Toroidal indentation for measuring cell and tissue mechanical anisotropy

Indentation-based mechanical tests are advantageous for measuring tissue and cell stiffness due to their simplicity and ability to probe samples non-destructively. Most commonly, spherical or pyramidal probes are used, and Hertzian analysis is applied to calculate the modulus. This technique assumes material isotropy, which ignores the direction-dependent properties of fibrous tissues and polarized cells. In this study, we aimed to develop a generalized indentation method to estimate the anisotropic elastic moduli of biomaterials across scales from macroscopic tissues to single cells. Torus-shaped indenter probes were created with radii ranging from millimeters to microns and aspect ratios up to 10:1. Anisotropic muscle tissue, cell monolayers, and single cells were indented in directions perpendicular and parallel to their preferred fiber orientations. To determine intrinsic anisotropic moduli (E₁ and E₂), a linear incompressible transversely isotropic material model was developed, and finite element modeling was used to simulate normalized loading curve pairs for a wide range of E₁:E₂ parameter sets. A deep learning model was then trained with the simulated data and used to calculate the moduli. We found that the degree of anisotropy (E₁:E₂) was comparable to published results for muscle (∼1:3.7), aligned cell monolayers (∼1:3.6), and polarized single cells (∼1:1.7). This method generalizes the isotropic Hertzian indentation approach for anisotropic biomaterials and cells across length scales.
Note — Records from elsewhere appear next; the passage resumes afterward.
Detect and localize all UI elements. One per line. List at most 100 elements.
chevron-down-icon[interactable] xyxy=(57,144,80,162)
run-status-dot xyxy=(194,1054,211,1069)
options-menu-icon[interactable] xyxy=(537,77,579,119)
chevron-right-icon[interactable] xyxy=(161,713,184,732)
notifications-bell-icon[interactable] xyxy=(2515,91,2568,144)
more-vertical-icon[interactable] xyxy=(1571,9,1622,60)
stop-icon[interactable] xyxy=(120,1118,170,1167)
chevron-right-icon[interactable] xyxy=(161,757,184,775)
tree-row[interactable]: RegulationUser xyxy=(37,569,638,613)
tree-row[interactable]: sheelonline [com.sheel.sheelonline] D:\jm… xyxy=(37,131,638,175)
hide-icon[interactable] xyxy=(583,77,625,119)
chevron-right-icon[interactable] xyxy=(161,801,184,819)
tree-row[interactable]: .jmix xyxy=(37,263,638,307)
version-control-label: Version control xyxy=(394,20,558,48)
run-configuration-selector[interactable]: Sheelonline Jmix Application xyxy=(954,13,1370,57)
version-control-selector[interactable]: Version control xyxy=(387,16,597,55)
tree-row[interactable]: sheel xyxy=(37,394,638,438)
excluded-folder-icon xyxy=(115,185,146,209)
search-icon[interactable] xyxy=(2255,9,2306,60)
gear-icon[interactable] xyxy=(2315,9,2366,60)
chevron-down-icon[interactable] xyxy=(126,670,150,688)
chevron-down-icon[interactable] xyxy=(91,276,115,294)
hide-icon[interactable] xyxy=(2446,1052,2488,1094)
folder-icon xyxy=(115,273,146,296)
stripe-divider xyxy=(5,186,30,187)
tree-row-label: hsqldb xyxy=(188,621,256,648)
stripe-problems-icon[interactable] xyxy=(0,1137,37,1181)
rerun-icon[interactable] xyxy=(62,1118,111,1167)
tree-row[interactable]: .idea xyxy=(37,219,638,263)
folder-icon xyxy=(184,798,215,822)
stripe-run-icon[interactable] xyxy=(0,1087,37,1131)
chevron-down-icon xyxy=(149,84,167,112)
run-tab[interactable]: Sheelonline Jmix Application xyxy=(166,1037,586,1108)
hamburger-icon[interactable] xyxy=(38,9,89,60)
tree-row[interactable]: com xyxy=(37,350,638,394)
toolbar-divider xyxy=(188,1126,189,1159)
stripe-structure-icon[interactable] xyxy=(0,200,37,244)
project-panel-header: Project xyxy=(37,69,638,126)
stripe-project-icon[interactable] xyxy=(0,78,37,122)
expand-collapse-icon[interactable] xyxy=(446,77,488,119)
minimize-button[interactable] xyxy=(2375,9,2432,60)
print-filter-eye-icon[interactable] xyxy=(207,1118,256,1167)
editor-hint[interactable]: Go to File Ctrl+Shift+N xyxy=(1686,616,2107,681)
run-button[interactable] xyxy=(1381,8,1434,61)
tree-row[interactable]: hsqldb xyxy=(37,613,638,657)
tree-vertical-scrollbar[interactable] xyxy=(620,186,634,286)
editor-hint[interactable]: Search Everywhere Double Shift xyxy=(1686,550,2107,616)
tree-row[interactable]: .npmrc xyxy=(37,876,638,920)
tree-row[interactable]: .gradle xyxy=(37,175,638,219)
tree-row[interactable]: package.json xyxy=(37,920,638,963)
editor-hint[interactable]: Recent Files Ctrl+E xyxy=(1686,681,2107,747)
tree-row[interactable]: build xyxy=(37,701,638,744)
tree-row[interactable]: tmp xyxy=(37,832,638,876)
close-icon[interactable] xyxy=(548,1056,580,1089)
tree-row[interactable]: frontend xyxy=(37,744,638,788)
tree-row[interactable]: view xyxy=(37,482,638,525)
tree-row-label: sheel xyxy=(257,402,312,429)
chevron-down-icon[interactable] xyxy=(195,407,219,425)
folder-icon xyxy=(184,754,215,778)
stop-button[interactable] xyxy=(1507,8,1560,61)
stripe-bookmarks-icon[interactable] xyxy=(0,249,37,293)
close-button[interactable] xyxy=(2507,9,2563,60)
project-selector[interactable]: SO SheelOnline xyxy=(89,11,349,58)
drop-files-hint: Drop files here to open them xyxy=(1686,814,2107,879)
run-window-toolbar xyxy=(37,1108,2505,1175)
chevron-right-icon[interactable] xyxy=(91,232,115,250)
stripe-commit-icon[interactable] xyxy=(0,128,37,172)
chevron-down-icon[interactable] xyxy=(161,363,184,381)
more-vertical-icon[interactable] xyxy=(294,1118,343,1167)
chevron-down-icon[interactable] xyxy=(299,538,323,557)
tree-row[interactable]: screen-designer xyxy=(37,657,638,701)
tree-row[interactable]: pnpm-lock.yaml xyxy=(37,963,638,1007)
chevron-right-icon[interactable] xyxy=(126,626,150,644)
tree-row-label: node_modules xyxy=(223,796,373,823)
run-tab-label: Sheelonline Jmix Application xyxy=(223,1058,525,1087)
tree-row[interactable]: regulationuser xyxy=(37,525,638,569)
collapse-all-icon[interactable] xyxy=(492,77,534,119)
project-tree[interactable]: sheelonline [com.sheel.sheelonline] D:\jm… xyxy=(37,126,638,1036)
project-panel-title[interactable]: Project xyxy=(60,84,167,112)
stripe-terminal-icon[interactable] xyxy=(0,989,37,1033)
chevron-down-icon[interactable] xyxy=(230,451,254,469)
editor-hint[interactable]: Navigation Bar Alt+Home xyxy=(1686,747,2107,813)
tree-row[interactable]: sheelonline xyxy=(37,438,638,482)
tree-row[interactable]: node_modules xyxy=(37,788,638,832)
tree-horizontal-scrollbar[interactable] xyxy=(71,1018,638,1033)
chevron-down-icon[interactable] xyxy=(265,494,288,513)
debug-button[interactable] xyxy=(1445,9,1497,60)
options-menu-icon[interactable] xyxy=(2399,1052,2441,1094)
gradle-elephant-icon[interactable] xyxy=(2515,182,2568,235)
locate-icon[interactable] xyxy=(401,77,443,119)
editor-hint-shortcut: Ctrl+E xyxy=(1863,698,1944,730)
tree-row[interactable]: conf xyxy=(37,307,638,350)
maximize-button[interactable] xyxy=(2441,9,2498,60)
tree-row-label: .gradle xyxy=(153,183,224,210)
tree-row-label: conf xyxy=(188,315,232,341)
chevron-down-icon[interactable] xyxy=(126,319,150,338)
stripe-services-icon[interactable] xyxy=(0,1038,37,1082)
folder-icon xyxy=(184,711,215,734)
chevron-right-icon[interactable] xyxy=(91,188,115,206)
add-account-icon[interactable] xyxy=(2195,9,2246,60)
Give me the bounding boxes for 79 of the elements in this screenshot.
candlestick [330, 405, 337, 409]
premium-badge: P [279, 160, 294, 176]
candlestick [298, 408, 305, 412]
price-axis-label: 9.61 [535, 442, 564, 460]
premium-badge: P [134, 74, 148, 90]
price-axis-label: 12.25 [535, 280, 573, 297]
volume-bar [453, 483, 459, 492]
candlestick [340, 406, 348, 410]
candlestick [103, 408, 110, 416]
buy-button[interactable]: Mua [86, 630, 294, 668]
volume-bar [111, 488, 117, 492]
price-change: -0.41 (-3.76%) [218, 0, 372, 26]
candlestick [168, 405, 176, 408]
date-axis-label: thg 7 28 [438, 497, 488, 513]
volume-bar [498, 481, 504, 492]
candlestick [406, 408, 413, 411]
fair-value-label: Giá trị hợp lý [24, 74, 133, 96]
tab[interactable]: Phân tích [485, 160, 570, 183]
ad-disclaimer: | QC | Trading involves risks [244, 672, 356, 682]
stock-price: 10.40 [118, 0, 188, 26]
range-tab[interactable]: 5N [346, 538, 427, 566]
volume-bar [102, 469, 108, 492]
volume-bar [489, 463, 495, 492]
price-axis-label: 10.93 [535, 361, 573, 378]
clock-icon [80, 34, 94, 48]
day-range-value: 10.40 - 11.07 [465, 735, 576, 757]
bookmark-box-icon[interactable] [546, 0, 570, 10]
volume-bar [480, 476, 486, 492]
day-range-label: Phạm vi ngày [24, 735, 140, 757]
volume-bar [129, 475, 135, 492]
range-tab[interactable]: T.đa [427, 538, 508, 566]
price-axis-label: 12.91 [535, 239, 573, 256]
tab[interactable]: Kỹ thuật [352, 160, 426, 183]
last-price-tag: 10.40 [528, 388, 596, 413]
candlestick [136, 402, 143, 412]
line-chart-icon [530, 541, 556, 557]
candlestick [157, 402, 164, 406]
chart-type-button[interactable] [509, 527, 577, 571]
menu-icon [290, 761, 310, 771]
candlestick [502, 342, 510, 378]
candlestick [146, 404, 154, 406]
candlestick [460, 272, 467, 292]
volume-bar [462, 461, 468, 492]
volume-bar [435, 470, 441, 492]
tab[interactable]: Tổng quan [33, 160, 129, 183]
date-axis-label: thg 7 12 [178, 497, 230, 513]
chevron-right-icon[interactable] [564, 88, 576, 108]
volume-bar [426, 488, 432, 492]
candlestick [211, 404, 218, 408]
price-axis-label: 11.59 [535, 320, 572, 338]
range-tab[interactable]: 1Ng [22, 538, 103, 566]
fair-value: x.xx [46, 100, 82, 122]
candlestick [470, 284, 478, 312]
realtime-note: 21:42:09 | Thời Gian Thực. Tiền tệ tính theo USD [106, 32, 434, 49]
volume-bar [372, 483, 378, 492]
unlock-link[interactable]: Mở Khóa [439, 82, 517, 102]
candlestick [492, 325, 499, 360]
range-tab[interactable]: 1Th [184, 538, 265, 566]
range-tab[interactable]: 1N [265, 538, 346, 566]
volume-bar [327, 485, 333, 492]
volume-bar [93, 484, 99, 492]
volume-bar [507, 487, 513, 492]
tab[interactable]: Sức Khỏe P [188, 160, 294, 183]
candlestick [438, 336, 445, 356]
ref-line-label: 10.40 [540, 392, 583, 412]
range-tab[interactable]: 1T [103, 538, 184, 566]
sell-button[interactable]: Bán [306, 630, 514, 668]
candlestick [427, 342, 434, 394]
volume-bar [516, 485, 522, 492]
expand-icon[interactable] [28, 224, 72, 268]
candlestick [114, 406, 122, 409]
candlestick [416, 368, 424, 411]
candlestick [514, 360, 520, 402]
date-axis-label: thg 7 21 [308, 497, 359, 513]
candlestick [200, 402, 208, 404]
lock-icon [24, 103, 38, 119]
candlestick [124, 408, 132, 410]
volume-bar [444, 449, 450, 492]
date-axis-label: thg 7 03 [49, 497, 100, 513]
The toroidal probes can be fabricated for less than $30 and are compatible with commercial indenters, making the method widely accessible to researchers.

Statement of significance

The toroidal indentation method and the finite element based deep learning model developed in this study provides a readily available, accessible, and low-cost method to measure anisotropic stiffness of broad biological materials from macroscopic tissues to microscopic cells using conventional laboratory devices, which was, to the best of our knowledge, impossible without using imaging and inverse finite element model or highly specialized customized equipment. By providing a tool, this study has the potential to facilitate the understanding of mechanical properties of anisotropic biological systems such as polarized cells, multicellular aggregates, and micro tissues, hence expedite the studies in tissue engineering, biomechanics, and mechanobiology.